Federally Protected Activities
1) This statute prohibits willful injury, intimidation, or interference, or attempt to do so, by force or threat of force of any person or class of persons because of their activity as:

  a) A voter, or person qualifying to vote...;
  b) a participant in any benefit, service, privilege, program, facility, or
      activity administered by the United States;
  c) an applicant for federal employment or an employee by the federal government;
  d) a juror or prospective juror in federal court; and
  e) a participant in any program or activity receiving Federal financial assistance.

You could possibly argue States' Rights, since this statute is about federal issues, but the Fourteenth Amendment would obviate that angle.

What they should be doing is making the case that marriage isn't a right but a privilege, like driving.  Civil unions take care of the issue of benefitting from government services, privileges etc.  Marriage would, too.  And officially calling two same-sex people "married" doesn't really change many other rights.  I'm all for same-sex marriage, but I don't think it should be that big of a deal.  If rights are clearly defined and marital status is one of the protected classes then what's the big deal?

TeH GayZ R dIsGuStiNg!!!!  Oh NOES!  It's about bigotry, plain and simple.  Straight people find sex with the same sex revolting which is what makes them straight people.  Then there are the people with homosexual urges who can't handle their own mental complexity.  Everything has to be black-or-white for these people.  If the law treats gays as equals then straights are less-than, because equality is impossible for some people.  If they're not dominant and oppressive, they're victims and oppressed.

The two religion clauses of the First Amendment pretty much guarantee that the idiotic Right will lose this battle in the Culture Wars.  The non-establishment clause guarantees that the government doesn't have to give a fuck what their sky-daddy thinks of teh gayz.  The free exercise clause guarantees that they can be bigoted if that really floats their boat, as long as they're not being bigots in subsidized programs.  That's the deal they make when they take money from the government.  They won't have to perform gay marriages.  They can deny marriages between man and man just as they deny marriage between Catholic and Protestant.  It's not like gays really want to belong to their narrow-minded churches, anyway.

They just have to grow up and accept that not everyone is a carbon copy of themselves and the world won't stop spinning (yes, it SPINS - the sun doesn't revolve around us, as it turns out) if gay people get married.

3 comments:

Unknown said...

Somehow, in my naive mind, I believe that if peeps (believers) studied or knew basic statistics and probability (taught in college that they did not go to), then they would understand that there are independent events and mutually exclusive events. Gay marriage is independent. It doesn't have anything to do with anything else. GLBT getting married doesn't have an affect/effect on anyone (like your awesome chart shows)outside of that marriage. I just wish 'they' knew that. awesome work buddy.

Kriss

Infidel753 said...

Gay marriage doesn't affect fundies in any tangible way, but the problem is, the sinfulness of fags is one of the cornerstones of their world-view. If society accepts gays as having equal rights, that means it's ignoring the fundie world-view, reducing that world-view to a minority cultural peculiarity rather than a universal truth. That's what they can't accept.
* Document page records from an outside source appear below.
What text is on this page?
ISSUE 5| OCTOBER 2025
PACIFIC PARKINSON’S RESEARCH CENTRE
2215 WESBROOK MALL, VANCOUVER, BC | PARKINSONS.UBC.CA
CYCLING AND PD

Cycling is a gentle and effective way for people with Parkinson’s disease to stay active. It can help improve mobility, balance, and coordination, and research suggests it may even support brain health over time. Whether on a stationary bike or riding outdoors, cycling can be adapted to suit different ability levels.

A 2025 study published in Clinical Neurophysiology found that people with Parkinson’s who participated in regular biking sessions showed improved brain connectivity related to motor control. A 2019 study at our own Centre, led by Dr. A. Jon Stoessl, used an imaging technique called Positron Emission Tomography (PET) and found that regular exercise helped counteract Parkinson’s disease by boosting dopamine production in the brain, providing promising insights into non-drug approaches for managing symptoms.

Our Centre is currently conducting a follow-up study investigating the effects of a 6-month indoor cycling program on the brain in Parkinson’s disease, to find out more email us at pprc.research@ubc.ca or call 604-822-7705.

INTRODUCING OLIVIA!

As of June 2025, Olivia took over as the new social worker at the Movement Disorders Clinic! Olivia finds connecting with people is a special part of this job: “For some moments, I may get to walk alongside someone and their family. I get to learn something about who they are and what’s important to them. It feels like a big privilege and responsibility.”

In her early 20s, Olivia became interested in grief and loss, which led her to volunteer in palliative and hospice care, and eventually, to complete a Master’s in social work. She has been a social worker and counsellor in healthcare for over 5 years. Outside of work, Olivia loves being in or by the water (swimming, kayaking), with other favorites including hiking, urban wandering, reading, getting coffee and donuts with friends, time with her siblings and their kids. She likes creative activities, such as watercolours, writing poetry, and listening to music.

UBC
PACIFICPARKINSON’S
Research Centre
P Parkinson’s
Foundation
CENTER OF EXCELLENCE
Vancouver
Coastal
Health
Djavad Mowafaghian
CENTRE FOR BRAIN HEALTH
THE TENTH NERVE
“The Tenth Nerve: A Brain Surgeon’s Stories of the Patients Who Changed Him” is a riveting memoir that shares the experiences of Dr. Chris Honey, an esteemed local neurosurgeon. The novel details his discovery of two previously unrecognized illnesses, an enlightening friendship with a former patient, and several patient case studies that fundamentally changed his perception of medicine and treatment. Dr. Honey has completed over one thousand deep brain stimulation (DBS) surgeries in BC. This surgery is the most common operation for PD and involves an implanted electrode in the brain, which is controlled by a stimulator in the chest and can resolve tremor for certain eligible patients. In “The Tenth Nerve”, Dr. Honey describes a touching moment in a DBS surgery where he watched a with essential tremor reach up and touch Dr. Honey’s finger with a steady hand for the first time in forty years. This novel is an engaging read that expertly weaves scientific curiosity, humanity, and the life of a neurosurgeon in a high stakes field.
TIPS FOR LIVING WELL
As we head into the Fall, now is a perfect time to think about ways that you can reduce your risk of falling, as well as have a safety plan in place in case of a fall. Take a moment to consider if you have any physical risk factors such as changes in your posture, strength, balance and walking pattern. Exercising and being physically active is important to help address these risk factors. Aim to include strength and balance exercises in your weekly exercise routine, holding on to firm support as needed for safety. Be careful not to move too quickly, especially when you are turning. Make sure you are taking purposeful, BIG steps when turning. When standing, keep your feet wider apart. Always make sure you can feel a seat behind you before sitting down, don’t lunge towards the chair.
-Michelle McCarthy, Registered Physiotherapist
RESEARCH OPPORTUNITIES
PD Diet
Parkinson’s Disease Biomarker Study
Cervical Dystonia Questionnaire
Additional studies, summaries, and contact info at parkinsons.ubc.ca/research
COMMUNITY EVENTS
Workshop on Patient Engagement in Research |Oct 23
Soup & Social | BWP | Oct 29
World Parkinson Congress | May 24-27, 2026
And so, as it nevertheless inevitably happens, we see the increasingly impotent and irrelevant fundies retreating into ever-more-frenzied spouting of their silly fantasies of Armageddon, Hell-fire, etc. The delusion that we'll all be horribly punished for ignoring their ancient myths is the last thing they can cling to.

Robert the Skeptic said...

To me the centerpiece of opposition to gay marriage is based on religious belief, therefore, it has no place in public policy... like it does in Iran, for example.